In my experience when one uses MS Word and does a Save As HTML you get similarly invalid HTML

I hope this helps.

sigmundfreud’s picture

Hey guys thank u so much. Strangely, when i try to import the same file in drupal 6.dev version, its getting through htmltidy! Its getting properly trimmed according to the XLS template!

But one problem remains, according to my XLS template i want contents from table with width='400' to be selected but some html pages are getting trimmed according to the template but do not display any data. Can anyone please take a look at the files. What should i use in xls template to select only element "TABLES"
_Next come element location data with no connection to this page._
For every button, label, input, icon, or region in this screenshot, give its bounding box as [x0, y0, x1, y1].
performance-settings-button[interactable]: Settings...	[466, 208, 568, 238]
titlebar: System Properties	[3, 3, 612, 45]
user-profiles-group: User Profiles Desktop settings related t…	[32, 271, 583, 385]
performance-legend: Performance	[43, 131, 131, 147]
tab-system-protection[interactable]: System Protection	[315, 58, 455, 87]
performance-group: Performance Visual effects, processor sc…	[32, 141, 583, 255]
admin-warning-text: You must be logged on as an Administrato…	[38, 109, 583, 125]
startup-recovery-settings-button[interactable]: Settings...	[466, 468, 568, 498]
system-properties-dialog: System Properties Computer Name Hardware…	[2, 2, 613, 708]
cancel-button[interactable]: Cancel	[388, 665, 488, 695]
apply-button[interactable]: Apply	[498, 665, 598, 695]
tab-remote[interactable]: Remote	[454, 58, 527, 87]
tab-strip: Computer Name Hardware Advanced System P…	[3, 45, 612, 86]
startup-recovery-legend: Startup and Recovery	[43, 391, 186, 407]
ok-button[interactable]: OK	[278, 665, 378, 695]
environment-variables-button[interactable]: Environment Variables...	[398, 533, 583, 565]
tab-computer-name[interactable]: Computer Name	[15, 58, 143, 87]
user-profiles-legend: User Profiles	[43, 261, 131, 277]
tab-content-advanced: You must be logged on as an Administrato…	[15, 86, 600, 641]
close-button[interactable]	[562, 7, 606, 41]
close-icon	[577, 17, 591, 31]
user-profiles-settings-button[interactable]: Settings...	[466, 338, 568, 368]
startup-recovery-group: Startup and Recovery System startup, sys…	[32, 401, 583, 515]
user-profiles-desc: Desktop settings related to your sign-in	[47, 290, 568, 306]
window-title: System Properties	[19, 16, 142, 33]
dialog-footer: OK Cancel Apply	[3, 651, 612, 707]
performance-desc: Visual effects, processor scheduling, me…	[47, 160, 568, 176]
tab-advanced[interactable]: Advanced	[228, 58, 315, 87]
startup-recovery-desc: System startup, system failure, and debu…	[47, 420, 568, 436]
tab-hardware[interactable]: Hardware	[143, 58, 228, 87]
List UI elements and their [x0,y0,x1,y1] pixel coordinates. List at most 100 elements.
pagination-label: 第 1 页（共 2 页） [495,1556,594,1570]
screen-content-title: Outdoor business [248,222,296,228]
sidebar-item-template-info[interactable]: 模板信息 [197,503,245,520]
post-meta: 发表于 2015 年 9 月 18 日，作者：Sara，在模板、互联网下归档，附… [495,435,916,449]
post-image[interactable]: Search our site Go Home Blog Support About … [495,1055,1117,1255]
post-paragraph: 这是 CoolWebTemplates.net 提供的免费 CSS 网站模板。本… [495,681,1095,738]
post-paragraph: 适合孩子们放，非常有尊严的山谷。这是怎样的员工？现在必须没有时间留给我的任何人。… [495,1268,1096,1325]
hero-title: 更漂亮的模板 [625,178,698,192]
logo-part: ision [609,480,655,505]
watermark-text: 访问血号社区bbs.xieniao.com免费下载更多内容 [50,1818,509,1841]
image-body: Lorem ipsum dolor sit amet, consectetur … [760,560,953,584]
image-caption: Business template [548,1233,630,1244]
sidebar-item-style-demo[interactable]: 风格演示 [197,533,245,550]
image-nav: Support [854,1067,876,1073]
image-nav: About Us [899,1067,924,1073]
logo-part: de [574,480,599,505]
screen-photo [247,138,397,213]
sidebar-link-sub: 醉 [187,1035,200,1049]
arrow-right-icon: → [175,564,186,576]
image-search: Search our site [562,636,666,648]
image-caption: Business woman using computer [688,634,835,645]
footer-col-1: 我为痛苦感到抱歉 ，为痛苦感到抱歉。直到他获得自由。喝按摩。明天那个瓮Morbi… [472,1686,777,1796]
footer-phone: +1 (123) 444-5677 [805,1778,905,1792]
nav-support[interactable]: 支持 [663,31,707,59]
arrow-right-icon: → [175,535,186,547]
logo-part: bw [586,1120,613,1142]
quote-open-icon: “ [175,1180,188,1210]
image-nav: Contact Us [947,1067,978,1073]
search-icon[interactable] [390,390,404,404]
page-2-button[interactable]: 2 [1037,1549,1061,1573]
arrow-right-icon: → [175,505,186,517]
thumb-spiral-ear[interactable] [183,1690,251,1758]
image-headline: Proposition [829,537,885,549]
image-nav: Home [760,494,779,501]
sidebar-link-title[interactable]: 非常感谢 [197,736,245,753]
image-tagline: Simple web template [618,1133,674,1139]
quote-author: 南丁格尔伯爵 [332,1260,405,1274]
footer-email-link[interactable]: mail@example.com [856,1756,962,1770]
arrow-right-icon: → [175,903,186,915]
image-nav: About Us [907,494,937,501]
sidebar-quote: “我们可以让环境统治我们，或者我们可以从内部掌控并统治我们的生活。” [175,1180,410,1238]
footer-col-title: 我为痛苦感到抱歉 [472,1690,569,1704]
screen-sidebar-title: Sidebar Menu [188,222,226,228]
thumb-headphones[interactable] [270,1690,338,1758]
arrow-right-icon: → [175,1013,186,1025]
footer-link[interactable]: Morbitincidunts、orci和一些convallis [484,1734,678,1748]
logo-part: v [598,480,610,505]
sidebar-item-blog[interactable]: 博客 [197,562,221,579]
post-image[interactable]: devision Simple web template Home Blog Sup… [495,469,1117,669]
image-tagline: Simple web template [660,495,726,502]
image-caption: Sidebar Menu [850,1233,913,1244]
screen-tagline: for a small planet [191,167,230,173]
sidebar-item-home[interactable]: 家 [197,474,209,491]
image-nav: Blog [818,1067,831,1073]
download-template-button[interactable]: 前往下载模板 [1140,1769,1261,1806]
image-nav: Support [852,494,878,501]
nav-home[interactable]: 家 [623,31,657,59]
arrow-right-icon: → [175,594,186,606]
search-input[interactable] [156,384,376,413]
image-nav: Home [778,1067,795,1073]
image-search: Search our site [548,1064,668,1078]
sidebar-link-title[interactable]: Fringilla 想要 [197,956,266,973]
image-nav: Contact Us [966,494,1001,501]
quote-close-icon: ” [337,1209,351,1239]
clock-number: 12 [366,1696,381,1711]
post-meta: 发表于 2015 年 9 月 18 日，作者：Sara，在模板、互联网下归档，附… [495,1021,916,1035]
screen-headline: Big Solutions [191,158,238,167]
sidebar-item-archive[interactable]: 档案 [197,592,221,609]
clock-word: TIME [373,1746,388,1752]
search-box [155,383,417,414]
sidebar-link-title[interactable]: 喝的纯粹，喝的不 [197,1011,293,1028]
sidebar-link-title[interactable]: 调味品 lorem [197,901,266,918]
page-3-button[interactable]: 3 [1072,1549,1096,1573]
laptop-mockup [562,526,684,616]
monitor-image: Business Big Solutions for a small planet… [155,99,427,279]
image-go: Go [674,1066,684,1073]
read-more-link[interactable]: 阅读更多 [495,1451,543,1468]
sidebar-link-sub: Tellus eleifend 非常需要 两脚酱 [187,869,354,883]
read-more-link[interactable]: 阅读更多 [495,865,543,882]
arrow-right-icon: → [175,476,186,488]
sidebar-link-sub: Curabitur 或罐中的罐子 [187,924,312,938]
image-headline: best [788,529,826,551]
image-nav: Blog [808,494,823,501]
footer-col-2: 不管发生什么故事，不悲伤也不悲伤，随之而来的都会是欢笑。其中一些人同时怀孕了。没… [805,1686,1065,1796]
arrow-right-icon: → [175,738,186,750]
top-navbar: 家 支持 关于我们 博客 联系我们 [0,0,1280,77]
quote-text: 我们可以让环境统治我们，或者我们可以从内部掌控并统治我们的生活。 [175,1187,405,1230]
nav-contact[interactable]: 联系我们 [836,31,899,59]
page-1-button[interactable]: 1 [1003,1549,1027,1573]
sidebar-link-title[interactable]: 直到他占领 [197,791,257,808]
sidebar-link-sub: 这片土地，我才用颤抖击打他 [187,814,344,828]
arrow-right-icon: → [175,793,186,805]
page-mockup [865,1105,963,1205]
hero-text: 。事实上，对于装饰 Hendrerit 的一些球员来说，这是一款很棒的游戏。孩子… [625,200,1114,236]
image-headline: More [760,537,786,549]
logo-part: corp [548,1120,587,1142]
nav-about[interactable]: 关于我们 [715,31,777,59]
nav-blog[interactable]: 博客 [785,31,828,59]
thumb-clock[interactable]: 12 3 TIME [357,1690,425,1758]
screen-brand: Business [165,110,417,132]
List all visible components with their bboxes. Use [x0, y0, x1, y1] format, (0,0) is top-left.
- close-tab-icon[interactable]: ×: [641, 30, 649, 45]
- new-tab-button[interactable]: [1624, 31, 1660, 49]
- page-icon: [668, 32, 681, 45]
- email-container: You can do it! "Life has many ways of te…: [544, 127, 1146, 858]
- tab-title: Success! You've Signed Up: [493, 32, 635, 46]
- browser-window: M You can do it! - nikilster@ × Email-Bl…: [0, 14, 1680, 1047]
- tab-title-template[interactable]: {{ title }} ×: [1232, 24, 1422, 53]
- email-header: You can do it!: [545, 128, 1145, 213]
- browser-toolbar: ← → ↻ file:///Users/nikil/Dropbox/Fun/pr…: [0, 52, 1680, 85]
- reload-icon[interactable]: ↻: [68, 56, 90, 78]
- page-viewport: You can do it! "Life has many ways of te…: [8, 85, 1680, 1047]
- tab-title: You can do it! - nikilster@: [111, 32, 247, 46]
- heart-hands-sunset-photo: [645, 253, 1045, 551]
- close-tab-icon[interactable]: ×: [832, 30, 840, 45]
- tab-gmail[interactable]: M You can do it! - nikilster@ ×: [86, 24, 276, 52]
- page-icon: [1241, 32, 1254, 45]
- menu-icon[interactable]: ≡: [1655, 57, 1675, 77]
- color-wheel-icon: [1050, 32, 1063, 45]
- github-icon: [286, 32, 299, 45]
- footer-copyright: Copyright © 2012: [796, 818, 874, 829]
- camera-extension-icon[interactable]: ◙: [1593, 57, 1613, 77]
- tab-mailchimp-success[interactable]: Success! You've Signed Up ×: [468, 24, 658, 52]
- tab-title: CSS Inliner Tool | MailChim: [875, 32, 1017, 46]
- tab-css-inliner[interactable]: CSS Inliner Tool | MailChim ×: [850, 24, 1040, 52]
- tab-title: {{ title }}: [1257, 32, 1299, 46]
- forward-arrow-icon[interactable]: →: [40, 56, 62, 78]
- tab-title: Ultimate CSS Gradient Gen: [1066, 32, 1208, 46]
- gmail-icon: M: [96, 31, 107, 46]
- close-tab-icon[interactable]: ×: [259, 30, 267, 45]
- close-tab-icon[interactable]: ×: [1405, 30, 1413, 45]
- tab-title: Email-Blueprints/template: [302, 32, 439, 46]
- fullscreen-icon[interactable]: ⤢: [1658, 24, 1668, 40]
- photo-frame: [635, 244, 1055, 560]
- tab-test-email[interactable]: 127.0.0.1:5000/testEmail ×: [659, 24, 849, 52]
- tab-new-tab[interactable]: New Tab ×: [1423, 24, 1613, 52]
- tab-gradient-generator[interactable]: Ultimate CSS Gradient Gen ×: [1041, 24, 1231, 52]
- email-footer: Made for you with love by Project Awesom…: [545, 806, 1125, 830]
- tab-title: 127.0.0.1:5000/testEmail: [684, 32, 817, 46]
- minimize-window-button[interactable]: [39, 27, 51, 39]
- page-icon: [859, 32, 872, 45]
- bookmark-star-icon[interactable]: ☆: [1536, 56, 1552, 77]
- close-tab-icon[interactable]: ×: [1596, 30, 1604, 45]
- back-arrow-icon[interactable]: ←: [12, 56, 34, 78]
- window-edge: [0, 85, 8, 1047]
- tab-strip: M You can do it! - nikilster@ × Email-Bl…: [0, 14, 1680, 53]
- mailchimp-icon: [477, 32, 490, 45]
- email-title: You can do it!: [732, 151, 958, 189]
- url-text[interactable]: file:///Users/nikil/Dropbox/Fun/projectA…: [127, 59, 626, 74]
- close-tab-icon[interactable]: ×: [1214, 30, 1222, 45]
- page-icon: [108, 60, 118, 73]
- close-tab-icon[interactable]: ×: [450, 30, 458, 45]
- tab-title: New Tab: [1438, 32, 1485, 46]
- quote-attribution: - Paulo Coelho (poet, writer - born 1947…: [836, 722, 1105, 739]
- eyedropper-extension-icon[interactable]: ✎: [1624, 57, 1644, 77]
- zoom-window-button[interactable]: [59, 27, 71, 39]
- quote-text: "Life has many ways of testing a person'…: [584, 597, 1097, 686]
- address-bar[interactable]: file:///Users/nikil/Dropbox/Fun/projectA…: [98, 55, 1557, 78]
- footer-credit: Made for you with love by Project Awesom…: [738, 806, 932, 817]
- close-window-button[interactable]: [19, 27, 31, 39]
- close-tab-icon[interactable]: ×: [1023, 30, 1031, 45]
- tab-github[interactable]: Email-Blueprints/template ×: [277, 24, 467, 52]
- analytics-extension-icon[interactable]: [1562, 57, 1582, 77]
Am currently using this xls



<xsl:when test="descendant::*[@width='400'] ">
<xsl:comment>Imported From the element called width400</xsl:comment>


This code am trying, is not working.....



<xsl:when test="descendant::table::*[@width='400'] ">
<xsl:comment>Imported From the element called width400</xsl:comment>


Thanks guys for the amazing support!

dman’s picture

Your second use of :: is confusing to me there.

There is some inconsistency with XSL and XSL selectors when the XML is using namespaces. I've worked around it by using the prefix xhtml:
something like:

<xsl:when test="//xhtml:table[@width='400']">

this sometimes works better. I'd like to eliminate the need for that and just use the un-namespaced tagnames, but I'm not sure why I need it sometimes.

dman’s picture

Status: Active » Fixed

As the real problem here is massively broken input - that may be fixable on a case-by-case basis, I'll refer to a possible development at #718794: Run command on HTML file before tidy & import and close this support request as answered

Status: Fixed » Closed (fixed)

Automatically closed -- issue fixed for 2 weeks with no activity.